Teamchef Andrea Stella stimmt zu: “Die Zeit, die wir hinter Russell verloren haben, war zu viel. Die Positionen, die wir in Kurve 1 verloren haben, und die Zeit hinter Russell, das waren die zwei entscheidenden Faktoren.” Gleichzeitig gibt er Norris keine Schuld dran: “Sich in der ersten Kurve auf nichts einzulassen, war eine weise Entscheidung.”

“Der Hauptfaktor war, dass wir die Poleposition nicht halten konnten. Das ist in Barcelona aber keine Überraschung, denn der Weg zur ersten Kurve ist so lang. Da werden die Autos so schnell und entwickeln so viel Anpressdruck, dass du einfach schneller wirst als dein Vordermann, sobald du ein bisschen Windschatten abbekommst”, erklärt Stella.
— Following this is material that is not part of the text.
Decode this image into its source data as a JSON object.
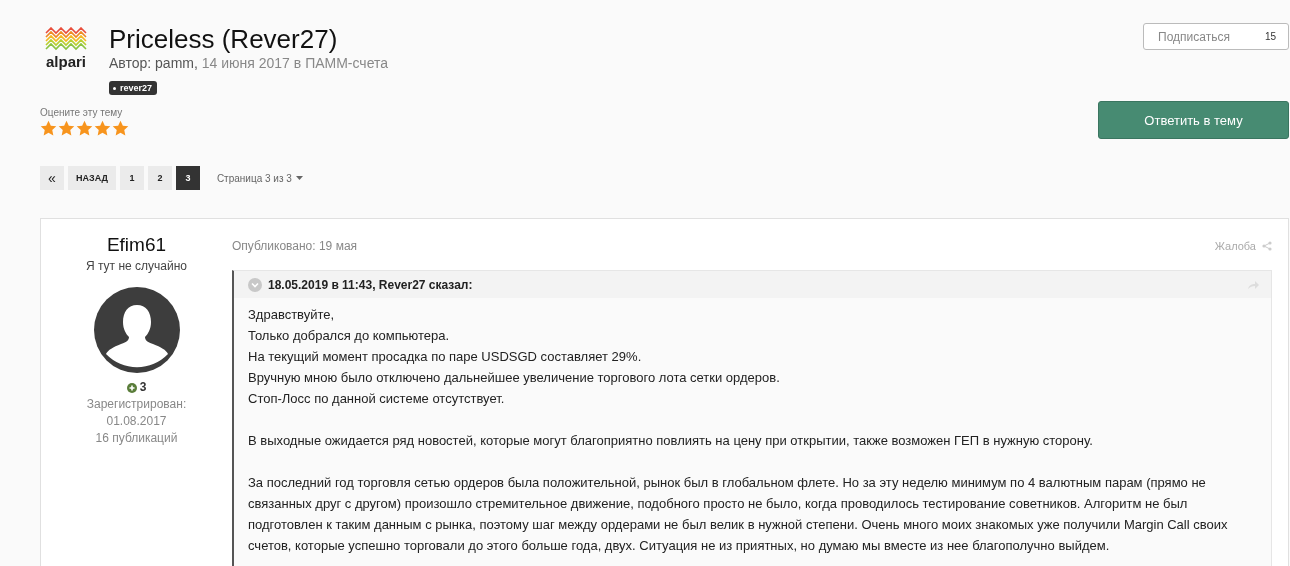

Mittelstint: Sainz, Hamilton, Russell kosten Zeit

Kaum war Russell aus dem Weg, zog Norris das Tempo an. Er blieb dann sechs Runden länger draußen als Verstappen. Was die Frage aufwirft: Warum hat er Russell nicht früher überholt? “Es war zu viel ‘dirty Air'”, winkt Norris ab. “In den ersten drei Runden, wenn die Reifen frisch sind, geht das noch. Das war Max’ Chance. Aber danach hatte ich keine Chance mehr.”

Nach dem ersten Boxenstopp hatte Norris 5,6 Sekunden Rückstand auf Verstappen. Und drei Autos dazwischen: Carlos Sainz im Ferrari, Lewis Hamilton im Mercedes – und, wieder, Russell. Als Norris in Runde 35 endlich vorbei war, hatte er bereits 9,3 Sekunden Rückstand, dafür aber die um sechs Runden frischeren Reifen. Und der Rückstand auf Verstappen begann jetzt sukzessive abzuschmelzen.

Im letzten Stint, nach dem zweiten Boxenstopp, war Norris um durchschnittlich 0,25 Sekunden pro Runde schneller als Verstappen. “Ab der zweiten Kurve war das zehn von zehn möglichen Punkten. Da hätte ich nicht mehr rausholen können”, findet Norris. “Aber das eine Prozent am Start, das war nicht gut genug.”

Norris: “Es war die perfekte Strategie”

Die Kritik von Ralf Schumacher an der Offsetstrategie mit den späteren Boxenstopps lässt er nicht gelten: “Es war die perfekte Strategie”, winkt Norris ab, und Stella erklärt: “Wir waren sehr überrascht, dass die anderen schon in Runde 16/17 reinkamen. Auf dieser Strecke machst du dir mit einem so kurzen ersten Stint nur selbst das Leben schwer.”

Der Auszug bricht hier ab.